Institutional real estate investors have historically struggled to buy tons of single-family homes (the so-called “single-family rental sector”) so they can turn us all into tenant slaves and trap millions in a rentier economy. A few startups are trying to ease the “pain” of these greedy harbingers of hyper-capitalism.
Imo Capitala residential real estate portfolio management platform, raised $90.7 million. Brick path is another housing rental platform (raised £6m from London). And Casvari In Spain/Portugal it collected $20.5 million.
In this market launched Door feed, founded by James Kirimi, one of Uber’s first employees in the UK. It has secured a new €7 million funding round in Seed’s extension round led by Motive Ventures (backed by private equity firm Apollo, owner of Yahoo! and thus TechCrunch), with participation from Stride VC and Seedcamp. The company previously raised €3.5 million in seed funding led by Stride and Seedcamp in 2021, and €1.5 million debt financing from BPI France in 2022.
In simple terms, DoorFeed provides the data and operations platform for investment funds to aggregate and manage large-scale portfolios of apartments and houses. It also allows them to see which homes are performing poorly on energy, renovate them, and potentially obtain environmental, social and corporate governance (ESG) credits from governments, it claims.
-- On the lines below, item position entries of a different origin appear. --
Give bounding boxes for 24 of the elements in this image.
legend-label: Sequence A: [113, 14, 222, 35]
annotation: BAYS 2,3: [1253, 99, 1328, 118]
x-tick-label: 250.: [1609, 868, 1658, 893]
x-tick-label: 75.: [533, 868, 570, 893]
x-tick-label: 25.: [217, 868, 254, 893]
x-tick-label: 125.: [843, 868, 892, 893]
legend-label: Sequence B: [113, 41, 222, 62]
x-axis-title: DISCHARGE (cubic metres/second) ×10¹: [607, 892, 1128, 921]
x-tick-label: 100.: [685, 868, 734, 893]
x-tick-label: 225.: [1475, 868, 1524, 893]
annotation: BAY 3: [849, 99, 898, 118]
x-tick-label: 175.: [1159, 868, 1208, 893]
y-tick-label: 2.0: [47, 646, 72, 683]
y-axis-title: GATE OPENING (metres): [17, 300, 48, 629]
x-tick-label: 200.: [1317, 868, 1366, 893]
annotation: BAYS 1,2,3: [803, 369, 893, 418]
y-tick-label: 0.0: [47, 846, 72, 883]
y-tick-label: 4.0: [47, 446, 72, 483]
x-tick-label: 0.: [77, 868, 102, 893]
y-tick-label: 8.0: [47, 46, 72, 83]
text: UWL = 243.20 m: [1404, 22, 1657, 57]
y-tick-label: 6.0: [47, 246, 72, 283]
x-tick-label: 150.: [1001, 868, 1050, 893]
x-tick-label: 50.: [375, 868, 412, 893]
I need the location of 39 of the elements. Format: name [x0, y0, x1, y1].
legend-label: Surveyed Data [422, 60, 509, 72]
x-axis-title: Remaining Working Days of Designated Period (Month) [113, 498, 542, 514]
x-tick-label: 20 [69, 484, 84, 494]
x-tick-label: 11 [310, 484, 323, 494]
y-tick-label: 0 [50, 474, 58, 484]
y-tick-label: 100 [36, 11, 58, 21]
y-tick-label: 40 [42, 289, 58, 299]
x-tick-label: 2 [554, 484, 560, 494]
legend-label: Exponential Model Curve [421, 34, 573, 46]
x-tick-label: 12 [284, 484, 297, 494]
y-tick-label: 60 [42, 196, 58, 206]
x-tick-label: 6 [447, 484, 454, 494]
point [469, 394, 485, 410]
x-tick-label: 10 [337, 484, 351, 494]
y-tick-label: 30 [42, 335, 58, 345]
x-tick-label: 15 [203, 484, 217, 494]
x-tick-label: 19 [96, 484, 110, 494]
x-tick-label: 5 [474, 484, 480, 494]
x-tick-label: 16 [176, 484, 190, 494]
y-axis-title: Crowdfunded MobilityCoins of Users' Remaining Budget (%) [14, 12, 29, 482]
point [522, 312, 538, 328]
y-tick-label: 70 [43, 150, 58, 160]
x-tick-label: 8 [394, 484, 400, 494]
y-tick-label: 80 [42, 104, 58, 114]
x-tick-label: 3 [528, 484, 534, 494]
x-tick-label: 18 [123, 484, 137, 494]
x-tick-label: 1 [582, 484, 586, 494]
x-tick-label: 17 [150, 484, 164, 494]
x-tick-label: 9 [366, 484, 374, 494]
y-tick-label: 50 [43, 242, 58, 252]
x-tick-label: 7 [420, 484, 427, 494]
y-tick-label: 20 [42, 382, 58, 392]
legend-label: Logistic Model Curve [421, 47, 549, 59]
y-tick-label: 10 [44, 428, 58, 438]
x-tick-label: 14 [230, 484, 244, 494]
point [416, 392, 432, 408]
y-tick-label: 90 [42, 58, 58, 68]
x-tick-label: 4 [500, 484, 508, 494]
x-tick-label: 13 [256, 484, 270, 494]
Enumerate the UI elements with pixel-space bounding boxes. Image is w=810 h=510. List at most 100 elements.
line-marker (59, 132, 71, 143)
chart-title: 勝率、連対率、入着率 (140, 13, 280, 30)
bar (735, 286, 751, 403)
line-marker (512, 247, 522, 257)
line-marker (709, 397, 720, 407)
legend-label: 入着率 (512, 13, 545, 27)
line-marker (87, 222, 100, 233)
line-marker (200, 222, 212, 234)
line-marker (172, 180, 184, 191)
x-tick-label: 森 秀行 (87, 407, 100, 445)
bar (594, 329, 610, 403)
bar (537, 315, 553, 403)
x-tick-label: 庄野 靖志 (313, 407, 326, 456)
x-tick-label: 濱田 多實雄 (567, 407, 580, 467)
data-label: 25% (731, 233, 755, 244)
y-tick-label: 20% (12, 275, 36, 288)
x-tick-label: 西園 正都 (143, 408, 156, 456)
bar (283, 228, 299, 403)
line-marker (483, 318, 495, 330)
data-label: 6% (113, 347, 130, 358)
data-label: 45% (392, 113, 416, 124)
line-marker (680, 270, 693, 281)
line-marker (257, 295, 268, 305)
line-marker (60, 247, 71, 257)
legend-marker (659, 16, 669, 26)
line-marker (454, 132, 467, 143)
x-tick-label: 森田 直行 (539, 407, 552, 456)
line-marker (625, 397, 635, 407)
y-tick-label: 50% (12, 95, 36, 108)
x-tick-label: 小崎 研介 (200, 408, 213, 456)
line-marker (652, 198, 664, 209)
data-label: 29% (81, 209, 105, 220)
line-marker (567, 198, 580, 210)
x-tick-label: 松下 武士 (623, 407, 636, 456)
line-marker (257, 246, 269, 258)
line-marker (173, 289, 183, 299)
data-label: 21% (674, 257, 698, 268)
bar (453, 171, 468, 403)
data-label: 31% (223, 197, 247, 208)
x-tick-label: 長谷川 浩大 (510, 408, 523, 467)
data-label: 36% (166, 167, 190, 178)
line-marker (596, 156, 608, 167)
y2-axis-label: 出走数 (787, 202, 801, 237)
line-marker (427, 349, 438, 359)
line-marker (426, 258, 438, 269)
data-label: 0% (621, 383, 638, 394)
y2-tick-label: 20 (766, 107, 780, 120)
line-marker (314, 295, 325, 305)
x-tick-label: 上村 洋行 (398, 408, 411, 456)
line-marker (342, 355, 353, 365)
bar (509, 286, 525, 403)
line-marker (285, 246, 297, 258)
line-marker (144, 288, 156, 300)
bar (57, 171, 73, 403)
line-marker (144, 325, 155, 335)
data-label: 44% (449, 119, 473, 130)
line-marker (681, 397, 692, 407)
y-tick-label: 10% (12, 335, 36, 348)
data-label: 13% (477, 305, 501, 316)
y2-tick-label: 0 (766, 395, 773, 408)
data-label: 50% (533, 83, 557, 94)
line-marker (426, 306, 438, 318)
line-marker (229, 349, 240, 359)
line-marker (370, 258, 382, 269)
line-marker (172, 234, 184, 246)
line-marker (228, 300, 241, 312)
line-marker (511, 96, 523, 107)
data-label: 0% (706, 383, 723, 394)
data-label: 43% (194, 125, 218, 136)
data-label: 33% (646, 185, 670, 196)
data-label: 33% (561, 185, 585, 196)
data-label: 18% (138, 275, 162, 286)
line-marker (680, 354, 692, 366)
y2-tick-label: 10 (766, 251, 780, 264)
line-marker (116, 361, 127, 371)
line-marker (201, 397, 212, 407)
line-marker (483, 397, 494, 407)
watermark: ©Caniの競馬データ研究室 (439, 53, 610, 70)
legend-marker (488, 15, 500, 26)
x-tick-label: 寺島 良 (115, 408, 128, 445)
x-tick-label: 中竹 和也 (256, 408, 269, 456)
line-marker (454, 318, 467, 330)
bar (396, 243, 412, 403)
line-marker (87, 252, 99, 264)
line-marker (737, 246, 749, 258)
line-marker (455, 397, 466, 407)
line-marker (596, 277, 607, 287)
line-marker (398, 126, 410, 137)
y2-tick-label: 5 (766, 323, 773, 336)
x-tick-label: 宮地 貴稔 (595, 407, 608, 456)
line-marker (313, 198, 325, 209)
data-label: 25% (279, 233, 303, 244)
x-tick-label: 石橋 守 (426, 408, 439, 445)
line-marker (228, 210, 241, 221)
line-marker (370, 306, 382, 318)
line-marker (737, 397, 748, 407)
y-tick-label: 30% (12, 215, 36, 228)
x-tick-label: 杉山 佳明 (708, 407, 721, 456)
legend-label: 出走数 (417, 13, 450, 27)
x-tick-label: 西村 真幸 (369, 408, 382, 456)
It makes money through sourcing fees and renovation management fees, as well as annual property and asset management fees.
Looking at the market independently, it’s clear that these companies are after something that would make a hedge fund manager blush.
Investment in European live assets outpaced all other real estate asset classes in the second quarter 10.6 billion eurosAccording to JLL, 20% of the market is buy-to-let investors.